Julian nahm es mit untypischer Ergebenheit. Oft dämmerte er stundenlang in einem unnatürlichen Halbschlaf vor sichhin, sodass er nicht viel spürte, aber wenn er wach war, lag er mit offenen Augen in der Dunkelheit auf dem fauligen Stroh, spürte den Schmerz und den Durst, das Brennen des Fiebers und die bittere Kälte des Schüttelfrosts und erduldete sie fast mit so etwas wie Dankbarkeit, weil er sie verdient hatte. Und jeder Tag, den er im Diesseits länger für Prinz Edouards Tod büßte, vergrößerte vielleicht seine Chancen, für diese furchtbare Sünde nicht in die Hölle zu kommen. Denn auch wenn er sterben wollte, wollte er doch nicht in die Hölle. Er fürchtete sich davor. Je höher das Fieber stieg, desto mächtiger wurde seine Angst vor der ewigen Verdammnis, den Teufeln und Dämonen mit ihren Feuern und Marterwerkzeugen.
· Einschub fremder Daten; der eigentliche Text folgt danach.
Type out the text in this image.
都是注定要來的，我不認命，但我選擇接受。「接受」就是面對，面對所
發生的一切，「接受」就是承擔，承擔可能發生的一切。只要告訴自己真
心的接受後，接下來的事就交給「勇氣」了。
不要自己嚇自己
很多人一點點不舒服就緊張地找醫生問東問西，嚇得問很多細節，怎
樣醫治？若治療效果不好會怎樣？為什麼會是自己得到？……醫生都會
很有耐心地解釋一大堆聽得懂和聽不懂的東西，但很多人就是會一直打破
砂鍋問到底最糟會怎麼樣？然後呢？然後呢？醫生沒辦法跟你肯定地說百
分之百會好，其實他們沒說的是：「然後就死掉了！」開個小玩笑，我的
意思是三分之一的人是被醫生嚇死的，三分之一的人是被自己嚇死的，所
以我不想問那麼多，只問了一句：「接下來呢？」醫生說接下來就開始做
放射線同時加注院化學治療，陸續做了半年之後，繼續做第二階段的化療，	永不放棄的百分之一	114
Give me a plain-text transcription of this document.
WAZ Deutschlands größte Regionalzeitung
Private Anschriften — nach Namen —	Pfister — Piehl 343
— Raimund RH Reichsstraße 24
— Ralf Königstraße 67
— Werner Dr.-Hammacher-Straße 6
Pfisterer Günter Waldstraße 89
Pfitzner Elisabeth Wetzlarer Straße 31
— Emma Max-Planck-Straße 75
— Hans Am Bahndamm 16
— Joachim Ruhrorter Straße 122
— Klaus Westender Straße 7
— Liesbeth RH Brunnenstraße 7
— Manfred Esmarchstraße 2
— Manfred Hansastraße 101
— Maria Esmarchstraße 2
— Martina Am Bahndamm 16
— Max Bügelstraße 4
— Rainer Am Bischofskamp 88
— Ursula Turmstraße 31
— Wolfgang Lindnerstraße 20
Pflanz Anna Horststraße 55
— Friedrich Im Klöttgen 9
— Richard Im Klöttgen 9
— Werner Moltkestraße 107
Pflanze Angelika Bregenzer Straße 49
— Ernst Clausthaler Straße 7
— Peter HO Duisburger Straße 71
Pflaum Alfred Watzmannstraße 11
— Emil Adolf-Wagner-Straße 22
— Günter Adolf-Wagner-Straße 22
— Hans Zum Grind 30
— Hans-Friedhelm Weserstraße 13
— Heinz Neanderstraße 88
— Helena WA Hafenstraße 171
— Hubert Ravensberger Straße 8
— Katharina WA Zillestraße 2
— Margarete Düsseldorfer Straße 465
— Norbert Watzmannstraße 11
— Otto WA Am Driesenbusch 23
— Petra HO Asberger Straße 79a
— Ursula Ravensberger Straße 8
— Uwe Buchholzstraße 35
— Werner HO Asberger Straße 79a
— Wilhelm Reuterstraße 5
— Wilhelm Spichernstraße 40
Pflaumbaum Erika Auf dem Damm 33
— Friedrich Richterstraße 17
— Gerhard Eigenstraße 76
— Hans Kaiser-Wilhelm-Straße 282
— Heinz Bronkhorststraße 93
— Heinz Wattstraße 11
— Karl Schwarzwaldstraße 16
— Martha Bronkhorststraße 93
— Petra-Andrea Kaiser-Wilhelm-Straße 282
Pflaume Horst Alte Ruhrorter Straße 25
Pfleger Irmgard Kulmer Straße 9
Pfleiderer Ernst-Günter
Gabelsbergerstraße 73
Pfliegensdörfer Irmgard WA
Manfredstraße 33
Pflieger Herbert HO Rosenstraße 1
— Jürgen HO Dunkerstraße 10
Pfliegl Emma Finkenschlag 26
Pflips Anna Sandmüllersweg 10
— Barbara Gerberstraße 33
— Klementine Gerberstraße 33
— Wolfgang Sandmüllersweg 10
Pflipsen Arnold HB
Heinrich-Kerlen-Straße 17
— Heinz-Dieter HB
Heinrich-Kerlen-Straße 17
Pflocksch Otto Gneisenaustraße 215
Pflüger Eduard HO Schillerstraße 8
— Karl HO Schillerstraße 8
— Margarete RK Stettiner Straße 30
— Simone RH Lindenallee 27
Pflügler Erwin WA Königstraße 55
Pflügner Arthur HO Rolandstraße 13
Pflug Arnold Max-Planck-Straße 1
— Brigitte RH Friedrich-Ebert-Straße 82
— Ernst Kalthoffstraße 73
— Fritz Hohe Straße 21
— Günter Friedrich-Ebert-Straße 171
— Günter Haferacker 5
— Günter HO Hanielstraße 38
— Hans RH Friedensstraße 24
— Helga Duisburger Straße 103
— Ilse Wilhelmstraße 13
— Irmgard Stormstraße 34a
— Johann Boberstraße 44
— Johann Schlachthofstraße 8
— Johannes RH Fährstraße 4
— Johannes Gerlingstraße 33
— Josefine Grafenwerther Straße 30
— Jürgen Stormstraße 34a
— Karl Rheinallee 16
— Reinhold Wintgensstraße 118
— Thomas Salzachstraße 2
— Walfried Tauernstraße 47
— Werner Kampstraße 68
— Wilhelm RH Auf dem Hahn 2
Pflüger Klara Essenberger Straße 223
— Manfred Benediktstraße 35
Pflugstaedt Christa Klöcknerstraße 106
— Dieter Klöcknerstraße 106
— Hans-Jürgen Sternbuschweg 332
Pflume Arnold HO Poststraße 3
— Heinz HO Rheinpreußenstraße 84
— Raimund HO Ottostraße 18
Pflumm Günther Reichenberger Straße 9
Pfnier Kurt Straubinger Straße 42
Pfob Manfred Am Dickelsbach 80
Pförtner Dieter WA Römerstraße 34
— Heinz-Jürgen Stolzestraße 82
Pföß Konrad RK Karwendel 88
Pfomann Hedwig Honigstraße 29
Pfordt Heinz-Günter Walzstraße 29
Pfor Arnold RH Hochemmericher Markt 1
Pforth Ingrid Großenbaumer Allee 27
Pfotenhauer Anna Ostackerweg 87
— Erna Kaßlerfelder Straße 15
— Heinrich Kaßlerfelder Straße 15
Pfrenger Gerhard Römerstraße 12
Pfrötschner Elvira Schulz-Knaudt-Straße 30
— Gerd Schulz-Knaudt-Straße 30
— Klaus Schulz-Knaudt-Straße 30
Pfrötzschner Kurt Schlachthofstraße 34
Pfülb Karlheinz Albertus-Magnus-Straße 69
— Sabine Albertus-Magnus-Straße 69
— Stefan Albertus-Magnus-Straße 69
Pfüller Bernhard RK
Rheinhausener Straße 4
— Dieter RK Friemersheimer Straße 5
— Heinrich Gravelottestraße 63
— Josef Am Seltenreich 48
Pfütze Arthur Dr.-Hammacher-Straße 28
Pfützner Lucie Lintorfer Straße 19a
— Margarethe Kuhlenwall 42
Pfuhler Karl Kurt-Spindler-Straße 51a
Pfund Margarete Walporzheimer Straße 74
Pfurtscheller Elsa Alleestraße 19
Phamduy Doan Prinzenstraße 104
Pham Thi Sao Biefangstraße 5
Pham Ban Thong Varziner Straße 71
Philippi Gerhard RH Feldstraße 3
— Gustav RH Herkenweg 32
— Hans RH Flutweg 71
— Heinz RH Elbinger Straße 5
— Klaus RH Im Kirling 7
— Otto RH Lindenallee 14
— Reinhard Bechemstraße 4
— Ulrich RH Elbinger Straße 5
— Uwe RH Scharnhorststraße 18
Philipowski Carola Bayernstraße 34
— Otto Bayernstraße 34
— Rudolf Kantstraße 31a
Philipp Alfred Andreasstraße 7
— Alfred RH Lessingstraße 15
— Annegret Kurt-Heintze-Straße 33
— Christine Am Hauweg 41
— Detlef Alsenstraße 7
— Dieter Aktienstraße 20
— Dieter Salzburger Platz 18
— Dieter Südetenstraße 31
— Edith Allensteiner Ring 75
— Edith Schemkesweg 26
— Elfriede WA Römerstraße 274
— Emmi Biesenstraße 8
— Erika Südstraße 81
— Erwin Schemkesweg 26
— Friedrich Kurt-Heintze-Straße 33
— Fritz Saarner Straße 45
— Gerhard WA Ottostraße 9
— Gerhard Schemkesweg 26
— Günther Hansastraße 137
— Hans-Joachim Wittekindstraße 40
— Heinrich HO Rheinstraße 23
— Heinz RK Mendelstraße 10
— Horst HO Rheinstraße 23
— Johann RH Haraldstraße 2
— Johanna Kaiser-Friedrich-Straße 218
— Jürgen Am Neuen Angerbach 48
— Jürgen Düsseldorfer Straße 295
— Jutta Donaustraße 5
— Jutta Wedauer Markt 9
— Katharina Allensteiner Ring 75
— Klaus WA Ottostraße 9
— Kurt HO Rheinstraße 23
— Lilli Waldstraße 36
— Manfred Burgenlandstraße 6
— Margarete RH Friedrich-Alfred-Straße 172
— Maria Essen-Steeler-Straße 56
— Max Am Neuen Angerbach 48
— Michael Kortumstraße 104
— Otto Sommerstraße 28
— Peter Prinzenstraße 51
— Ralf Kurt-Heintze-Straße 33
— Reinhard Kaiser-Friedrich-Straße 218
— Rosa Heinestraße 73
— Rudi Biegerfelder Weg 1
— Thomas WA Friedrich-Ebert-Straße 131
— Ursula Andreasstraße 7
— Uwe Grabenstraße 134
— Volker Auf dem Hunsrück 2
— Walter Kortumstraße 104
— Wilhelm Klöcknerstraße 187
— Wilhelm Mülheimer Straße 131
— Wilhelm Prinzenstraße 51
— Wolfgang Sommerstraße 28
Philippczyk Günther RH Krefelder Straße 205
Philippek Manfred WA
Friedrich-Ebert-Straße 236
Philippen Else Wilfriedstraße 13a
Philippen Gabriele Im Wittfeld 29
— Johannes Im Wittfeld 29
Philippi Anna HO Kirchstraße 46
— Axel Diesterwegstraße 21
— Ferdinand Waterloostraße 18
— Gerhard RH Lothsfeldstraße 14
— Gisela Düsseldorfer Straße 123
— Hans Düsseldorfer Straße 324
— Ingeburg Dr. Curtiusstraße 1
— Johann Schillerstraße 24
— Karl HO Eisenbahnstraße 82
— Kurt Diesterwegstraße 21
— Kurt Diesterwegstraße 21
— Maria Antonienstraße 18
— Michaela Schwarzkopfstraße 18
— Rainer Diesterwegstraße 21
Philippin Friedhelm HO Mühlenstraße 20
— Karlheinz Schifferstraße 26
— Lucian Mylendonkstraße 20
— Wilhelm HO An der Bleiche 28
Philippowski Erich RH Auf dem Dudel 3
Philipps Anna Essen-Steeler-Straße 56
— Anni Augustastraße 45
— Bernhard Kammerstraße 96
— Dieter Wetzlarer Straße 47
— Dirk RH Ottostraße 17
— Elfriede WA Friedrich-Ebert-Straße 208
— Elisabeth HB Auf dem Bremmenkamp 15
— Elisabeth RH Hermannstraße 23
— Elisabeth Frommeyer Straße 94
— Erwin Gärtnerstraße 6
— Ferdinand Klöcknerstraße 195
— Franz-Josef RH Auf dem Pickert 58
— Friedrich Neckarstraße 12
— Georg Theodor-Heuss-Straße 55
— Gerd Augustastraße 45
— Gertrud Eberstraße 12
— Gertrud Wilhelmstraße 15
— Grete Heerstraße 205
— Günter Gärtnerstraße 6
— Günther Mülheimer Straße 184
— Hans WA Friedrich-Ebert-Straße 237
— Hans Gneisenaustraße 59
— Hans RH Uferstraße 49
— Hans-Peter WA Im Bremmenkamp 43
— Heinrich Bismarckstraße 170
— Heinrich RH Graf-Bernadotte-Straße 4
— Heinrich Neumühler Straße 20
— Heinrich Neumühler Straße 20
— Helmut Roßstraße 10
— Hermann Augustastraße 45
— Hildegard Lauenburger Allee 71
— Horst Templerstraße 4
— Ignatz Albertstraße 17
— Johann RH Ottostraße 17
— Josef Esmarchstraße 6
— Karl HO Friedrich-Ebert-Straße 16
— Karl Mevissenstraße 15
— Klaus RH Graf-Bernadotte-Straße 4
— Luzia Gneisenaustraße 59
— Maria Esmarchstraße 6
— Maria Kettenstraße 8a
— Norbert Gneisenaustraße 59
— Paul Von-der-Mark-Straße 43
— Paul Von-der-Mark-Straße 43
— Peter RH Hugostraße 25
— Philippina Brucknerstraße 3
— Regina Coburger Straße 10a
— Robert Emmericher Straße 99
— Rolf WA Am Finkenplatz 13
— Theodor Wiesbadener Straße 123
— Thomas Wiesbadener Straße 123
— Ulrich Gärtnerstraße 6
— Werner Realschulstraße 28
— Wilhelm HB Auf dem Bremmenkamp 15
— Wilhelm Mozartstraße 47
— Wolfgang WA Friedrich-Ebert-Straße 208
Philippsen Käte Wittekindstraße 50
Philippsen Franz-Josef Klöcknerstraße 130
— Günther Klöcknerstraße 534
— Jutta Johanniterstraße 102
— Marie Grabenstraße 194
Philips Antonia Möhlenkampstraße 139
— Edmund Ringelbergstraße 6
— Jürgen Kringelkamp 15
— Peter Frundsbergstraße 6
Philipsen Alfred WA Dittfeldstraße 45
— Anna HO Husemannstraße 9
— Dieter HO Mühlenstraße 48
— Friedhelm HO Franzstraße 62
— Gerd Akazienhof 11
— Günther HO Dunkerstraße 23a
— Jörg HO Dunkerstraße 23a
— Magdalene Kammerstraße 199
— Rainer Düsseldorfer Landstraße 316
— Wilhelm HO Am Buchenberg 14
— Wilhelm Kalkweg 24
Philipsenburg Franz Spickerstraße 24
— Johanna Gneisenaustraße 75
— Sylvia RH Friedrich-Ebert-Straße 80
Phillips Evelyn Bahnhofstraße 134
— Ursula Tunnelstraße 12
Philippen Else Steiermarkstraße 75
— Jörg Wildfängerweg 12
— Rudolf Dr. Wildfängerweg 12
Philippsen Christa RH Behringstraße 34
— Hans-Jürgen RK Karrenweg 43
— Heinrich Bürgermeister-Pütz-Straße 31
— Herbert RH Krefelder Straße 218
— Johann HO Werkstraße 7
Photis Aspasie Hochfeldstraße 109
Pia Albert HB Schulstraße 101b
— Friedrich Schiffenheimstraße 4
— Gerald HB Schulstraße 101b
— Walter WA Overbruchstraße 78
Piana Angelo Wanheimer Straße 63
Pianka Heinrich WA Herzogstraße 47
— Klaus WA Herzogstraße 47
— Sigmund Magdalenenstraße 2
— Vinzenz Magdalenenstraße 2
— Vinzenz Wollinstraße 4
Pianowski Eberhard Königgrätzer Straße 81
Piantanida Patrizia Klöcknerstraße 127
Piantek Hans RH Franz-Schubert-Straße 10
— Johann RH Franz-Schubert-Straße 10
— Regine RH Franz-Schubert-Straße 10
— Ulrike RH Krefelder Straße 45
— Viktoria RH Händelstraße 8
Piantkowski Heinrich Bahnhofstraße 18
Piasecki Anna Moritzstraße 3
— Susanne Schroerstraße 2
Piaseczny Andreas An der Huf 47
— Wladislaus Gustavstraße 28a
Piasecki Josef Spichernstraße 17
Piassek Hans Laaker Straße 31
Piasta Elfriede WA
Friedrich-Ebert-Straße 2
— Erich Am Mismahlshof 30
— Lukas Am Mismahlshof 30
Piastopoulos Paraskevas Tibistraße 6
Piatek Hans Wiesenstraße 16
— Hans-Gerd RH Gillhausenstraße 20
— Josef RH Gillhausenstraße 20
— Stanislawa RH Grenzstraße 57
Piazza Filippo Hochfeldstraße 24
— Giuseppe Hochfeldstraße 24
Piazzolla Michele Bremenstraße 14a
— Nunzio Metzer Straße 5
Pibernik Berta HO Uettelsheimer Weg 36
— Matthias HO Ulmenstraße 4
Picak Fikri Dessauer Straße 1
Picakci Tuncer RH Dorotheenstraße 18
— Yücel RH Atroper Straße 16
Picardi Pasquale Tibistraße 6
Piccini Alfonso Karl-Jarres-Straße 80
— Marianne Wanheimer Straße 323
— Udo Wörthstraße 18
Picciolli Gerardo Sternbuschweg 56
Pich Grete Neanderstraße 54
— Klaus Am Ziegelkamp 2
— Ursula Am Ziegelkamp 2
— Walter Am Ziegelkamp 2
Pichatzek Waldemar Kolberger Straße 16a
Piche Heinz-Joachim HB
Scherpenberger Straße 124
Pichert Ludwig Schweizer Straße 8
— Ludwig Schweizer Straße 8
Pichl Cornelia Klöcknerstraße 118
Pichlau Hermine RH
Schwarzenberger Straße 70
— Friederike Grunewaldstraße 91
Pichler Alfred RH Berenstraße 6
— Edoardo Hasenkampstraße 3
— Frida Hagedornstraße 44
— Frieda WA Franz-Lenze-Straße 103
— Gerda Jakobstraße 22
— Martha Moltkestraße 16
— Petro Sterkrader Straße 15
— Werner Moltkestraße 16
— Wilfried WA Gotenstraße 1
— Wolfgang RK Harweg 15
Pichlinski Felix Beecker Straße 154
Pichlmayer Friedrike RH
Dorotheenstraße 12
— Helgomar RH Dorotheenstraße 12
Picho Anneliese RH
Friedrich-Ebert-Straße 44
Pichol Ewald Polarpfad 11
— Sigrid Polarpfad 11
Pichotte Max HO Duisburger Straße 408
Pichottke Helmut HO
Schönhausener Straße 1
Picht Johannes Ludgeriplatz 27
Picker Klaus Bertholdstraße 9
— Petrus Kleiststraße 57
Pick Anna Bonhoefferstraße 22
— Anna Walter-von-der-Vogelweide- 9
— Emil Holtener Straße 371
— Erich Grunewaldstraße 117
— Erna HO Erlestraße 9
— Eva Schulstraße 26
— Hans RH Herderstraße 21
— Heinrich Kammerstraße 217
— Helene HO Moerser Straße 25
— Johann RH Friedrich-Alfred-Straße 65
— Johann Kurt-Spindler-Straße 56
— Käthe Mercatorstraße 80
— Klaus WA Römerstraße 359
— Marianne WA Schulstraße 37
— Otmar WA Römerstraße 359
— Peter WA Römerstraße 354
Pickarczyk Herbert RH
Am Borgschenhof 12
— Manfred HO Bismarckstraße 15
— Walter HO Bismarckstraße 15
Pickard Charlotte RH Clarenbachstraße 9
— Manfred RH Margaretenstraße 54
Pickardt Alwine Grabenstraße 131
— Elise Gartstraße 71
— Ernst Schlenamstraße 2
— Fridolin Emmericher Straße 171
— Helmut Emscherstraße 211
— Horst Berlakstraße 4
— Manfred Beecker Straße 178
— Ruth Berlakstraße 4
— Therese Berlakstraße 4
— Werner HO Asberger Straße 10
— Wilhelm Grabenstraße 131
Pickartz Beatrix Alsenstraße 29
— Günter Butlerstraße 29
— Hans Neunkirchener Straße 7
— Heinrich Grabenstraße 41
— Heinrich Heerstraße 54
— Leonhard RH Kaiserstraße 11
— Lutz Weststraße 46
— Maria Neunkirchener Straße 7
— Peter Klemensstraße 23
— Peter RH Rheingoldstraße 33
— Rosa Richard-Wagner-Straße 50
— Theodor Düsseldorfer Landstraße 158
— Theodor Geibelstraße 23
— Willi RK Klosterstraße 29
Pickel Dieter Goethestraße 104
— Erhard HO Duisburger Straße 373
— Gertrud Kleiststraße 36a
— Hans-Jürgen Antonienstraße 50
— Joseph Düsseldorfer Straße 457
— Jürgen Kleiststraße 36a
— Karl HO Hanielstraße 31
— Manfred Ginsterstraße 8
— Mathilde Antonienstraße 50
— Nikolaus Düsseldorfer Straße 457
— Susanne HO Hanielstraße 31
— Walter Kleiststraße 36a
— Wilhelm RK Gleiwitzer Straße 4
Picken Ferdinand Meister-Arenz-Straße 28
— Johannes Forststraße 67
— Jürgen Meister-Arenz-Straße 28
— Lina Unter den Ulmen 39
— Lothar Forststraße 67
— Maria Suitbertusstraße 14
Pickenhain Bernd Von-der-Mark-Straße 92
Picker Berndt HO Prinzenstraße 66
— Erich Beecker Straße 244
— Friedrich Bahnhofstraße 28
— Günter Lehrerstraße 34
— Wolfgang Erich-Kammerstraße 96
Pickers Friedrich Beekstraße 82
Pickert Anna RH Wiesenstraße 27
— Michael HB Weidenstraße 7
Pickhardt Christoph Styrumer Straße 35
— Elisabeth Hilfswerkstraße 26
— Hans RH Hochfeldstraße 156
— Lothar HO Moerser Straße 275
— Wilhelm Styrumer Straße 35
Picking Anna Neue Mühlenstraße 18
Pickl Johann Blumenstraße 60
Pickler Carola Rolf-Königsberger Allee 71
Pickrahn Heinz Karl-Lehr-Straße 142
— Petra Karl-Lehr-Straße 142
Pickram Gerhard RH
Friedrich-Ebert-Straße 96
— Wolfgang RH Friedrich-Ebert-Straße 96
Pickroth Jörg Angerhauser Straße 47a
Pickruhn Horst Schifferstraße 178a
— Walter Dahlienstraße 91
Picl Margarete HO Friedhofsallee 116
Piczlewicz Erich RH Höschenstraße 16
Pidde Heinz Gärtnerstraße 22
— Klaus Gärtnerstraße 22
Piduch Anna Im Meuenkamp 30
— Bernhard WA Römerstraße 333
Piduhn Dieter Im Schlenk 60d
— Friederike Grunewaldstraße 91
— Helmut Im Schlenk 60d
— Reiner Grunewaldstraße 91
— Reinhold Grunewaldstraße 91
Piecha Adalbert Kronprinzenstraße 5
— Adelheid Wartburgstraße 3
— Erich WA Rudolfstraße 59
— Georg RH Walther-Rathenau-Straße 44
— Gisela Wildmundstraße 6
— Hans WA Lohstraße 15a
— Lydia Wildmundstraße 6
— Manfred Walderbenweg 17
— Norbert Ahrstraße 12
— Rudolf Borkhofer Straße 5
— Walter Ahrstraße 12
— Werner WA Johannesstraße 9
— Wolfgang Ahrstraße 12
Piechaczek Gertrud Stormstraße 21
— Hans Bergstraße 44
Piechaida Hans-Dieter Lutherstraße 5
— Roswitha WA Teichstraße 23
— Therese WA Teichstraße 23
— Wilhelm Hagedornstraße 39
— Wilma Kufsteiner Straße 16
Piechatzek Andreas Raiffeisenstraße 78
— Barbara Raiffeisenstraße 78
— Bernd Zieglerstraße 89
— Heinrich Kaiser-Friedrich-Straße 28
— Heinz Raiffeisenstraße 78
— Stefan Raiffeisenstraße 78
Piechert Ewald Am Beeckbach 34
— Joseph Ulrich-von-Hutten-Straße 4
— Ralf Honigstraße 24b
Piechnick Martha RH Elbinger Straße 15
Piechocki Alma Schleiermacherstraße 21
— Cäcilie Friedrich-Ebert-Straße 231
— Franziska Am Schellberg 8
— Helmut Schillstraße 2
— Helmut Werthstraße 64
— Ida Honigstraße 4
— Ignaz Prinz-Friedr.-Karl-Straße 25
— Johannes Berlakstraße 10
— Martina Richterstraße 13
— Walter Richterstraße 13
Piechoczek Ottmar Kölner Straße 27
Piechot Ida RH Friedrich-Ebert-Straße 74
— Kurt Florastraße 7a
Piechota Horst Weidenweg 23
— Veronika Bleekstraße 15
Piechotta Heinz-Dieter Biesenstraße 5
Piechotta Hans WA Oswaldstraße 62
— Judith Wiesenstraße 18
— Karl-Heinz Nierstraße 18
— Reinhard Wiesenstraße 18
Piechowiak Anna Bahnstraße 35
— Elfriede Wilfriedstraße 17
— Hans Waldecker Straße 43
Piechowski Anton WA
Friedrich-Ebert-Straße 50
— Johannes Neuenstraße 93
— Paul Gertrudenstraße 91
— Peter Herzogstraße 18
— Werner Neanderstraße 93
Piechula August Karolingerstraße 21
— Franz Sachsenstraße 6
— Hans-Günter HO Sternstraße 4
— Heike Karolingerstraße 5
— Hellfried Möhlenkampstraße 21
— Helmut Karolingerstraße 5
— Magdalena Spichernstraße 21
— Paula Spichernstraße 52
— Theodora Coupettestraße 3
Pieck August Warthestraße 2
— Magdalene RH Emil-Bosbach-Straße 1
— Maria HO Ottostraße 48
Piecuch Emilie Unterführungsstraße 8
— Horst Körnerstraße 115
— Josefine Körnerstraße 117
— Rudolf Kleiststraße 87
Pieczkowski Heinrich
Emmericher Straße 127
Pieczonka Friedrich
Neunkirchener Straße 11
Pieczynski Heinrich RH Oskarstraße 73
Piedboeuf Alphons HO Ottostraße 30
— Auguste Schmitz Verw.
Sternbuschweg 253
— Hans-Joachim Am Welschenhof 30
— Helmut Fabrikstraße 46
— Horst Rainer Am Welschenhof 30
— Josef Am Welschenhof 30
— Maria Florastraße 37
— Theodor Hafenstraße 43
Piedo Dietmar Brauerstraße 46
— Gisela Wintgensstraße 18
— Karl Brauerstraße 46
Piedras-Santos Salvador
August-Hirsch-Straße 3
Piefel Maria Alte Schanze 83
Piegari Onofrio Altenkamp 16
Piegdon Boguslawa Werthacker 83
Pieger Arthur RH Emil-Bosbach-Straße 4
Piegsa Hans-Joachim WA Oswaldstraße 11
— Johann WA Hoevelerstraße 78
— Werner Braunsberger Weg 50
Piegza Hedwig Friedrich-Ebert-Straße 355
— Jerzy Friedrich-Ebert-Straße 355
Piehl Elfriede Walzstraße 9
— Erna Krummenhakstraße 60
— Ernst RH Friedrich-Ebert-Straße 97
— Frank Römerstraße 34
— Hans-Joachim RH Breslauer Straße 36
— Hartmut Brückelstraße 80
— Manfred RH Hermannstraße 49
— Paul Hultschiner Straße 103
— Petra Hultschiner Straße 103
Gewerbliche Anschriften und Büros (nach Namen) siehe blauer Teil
Er hatte es doch nicht mit Absicht getan. Er hatte es nicht gewollt. Er hatte doch nur sein Bestes getan, um Lancasters Thron zu retten. Und dann fiel ihm ein, was sein Vater oft und gern gesagt hatte: Der Weg zur Hölle ist mit guten Absichten gepflastert. Und wenn ihm das einfiel, lachte er. Er lachte, damit er nicht anfing zu heulen vor Furcht, denn in Wahrheit war er inzwischen gar nicht mehr sicher, ob er nicht längst gestorben und in der Hölle war. Er brannte doch schon. Lichterloh. Er brannte, und niemand gab ihm auch nur einen einzigen Schluck Wasser …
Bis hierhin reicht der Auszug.